On the other side Ásaf Khán advanced, Dáwar Bakhsh being seated upon one elephant, and he upon another. Thus they marched to action, and the opposing forces met about three kos from Lahore. * * At the first attack Shahriyár's mercenaries, unable to face the old and loyal servants of the State, broke, and fled. Shahriyár, with 2000 or 3000 horse, was in the vicinity of Lahore, awaiting the course of events. A Turkí slave brought him the intelligence of the rout. Unable to understand his position and danger, Shahriyár fell back and entered the fortress, thus placing his own foot in the trap. Next day the nobles arrived, and sat down before the fort. Some of his followers had an interview with Ásaf Khán, and made terms. 'Azam Khán entered the fort at night, and next morning let in the other amírs. Shahriyár fled for refuge into the female apartments of the late Emperor. A eunuch brought him out, and he was led bound to the presence of Dáwar Bakhsh. After making the regular bows and homage, he was placed in confinement, and two or three days afterwards he was blinded. * * Tahmúras and Hoshang, sons of Prince Dániyál, were also taken and confined. Ásaf Khán wrote to Sháh Jahán, inform­ing him of the victory.

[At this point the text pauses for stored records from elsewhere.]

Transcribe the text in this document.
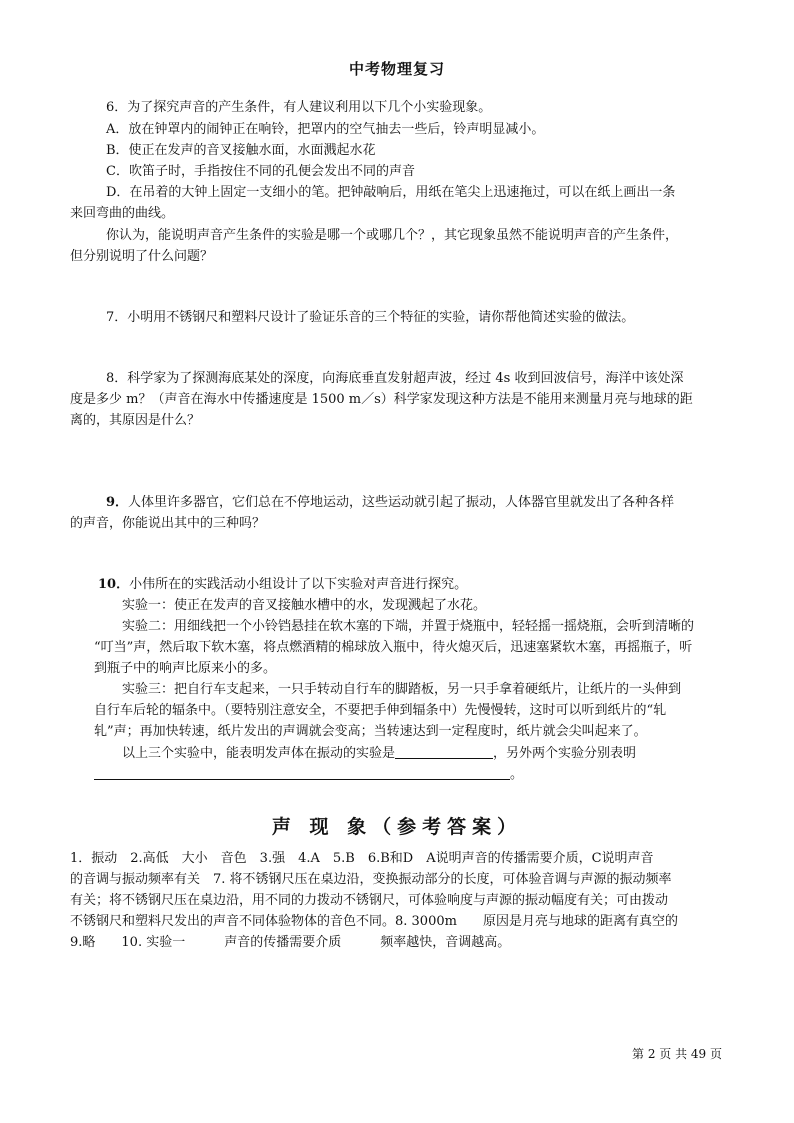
中考物理复习
6．为了探究声音的产生条件，有人建议利用以下几个小实验现象。
A．放在钟罩内的闹钟正在响铃，把罩内的空气抽去一些后，铃声明显减小。
B．使正在发声的音叉接触水面，水面溅起水花
C．吹笛子时，手指按住不同的孔便会发出不同的声音
D．在吊着的大钟上固定一支细小的笔。把钟敲响后，用纸在笔尖上迅速拖过，可以在纸上画出一条
来回弯曲的曲线。
你认为，能说明声音产生条件的实验是哪一个或哪几个？，其它现象虽然不能说明声音的产生条件，
但分别说明了什么问题？
7．小明用不锈钢尺和塑料尺设计了验证乐音的三个特征的实验，请你帮他简述实验的做法。
8．科学家为了探测海底某处的深度，向海底垂直发射超声波，经过 4s 收到回波信号，海洋中该处深
度是多少 m？（声音在海水中传播速度是 1500 m／s）科学家发现这种方法是不能用来测量月亮与地球的距
离的，其原因是什么？
9．人体里许多器官，它们总在不停地运动，这些运动就引起了振动，人体器官里就发出了各种各样
的声音，你能说出其中的三种吗？
10．小伟所在的实践活动小组设计了以下实验对声音进行探究。
实验一：使正在发声的音叉接触水槽中的水，发现溅起了水花。
实验二：用细线把一个小铃铛悬挂在软木塞的下端，并置于烧瓶中，轻轻摇一摇烧瓶，会听到清晰的
“叮当”声，然后取下软木塞，将点燃酒精的棉球放入瓶中，待火熄灭后，迅速塞紧软木塞，再摇瓶子，听
到瓶子中的响声比原来小的多。
实验三：把自行车支起来，一只手转动自行车的脚踏板，另一只手拿着硬纸片，让纸片的一头伸到
自行车后轮的辐条中。（要特别注意安全，不要把手伸到辐条中）先慢慢转，这时可以听到纸片的“轧
轧”声；再加快转速，纸片发出的声调就会变高；当转速达到一定程度时，纸片就会尖叫起来了。
以上三个实验中，能表明发声体在振动的实验是	，另外两个实验分别表明
。
声 现 象（参考答案）
1．振动　2.高低　大小　音色　3.强　4.A　5.B　6.B和D　A说明声音的传播需要介质，C说明声音
的音调与振动频率有关　7. 将不锈钢尺压在桌边沿，变换振动部分的长度，可体验音调与声源的振动频率
有关；将不锈钢尺压在桌边沿，用不同的力拨动不锈钢尺，可体验响度与声源的振动幅度有关；可由拨动
不锈钢尺和塑料尺发出的声音不同体验物体的音色不同。8. 3000m　　原因是月亮与地球的距离有真空的
9.略　　10. 实验一　　　声音的传播需要介质　　　频率越快，音调越高。
第 2 页 共 49 页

Banárasí, the runner, left Jangazhatí, in the mountains of Kashmír, and in twenty days, on the 19th Rabí'u-l awwal, 1037 A.H., he arrived at Junír, on the frontiers of Nizámu-l Mulk. The runner went to the abode of Mahábat Khán, who had just before been received by Sháh Jahán. Mahábat Khán sent word into the private apartments of the Prince, who came out and received from the runner the signet ring of Ásaf Khán. * * After observing the proper rites and term of mourning, he commenced his journey on the 23rd Rabí'u-l awwal, and pro­ceeded by way of Gujarát.* * *

Khán Jahán, after his treaty with Nizámu-l Mulk, and the surrender of the territory of the Bálághát, was joined at Bur­hánpúr by most of the jágírdárs and nobles. Sipahdár Khán, in Ahmadnagar, rejected all the commands of Khán Jahán and the demands of Nizámu-l Mulk's officers, and vowed that he would not give up the fortress without a royal order, even if it should cost him his head. * * Khán Jahán was joined by Daryá Rohilla and by others at Burhánábád. * * Then he proceeded to Mándú, and took possession of several parts of Málwá, after which he returned to Burhánpúr. * *

Sháh Jahán sent a farmán to Yamínu-d daula Ásaf Khán, to the effect that it would be well if Dáwar Bakhsh the son, and (Shahriyár) the useless brother,* of Khusrú, and the sons of Prince Dániyál, were all sent out of the world. * * On the 2nd Jumáda-l awwal, 1037 A.H., agreeing with 10th Bahman, in the twenty-second year of the reign of Jahángír, by general consent Sháh Jahán was proclaimed at Lahore, and the khutba was read in his name. Dáwar Bakhsh, whom the supporters of Sháh Jahán had deemed it advisable to set up in order to prevent disturbances, was now cast into prison. On the 26th Jumáda-l awwal, Dáwar,* his brother Garshásp, Shah-riyár, and Tahmúras and Hoshang, sons of the deceased Prince Dániyál, were all put to death.

On reaching the boundaries of the Ráná, Sháh Jahán was waited upon by Ráná Karan at Kokanda, who, as well as his father Ráná Amar Singh, had shown great loyalty. He offered his tribute, and received great gifts and honours. The new Emperor now celebrated his thirty-eighth birthday (solar reckon­ing). On the 19th Jumáda-l awwal he reached Ajmír, and, according to the practice of his great ancestor, paid a visit on foot to the tombs of the saints. * * Mabábat Khán, commander-in-chief, solicited and obtained Ajmír in jágír. On the 26th Jumáda-l awwal, Sháh Jahán reached Ágra, and encamped out­side in the gardens. Next day he entered the city, and was universally recognized as King.]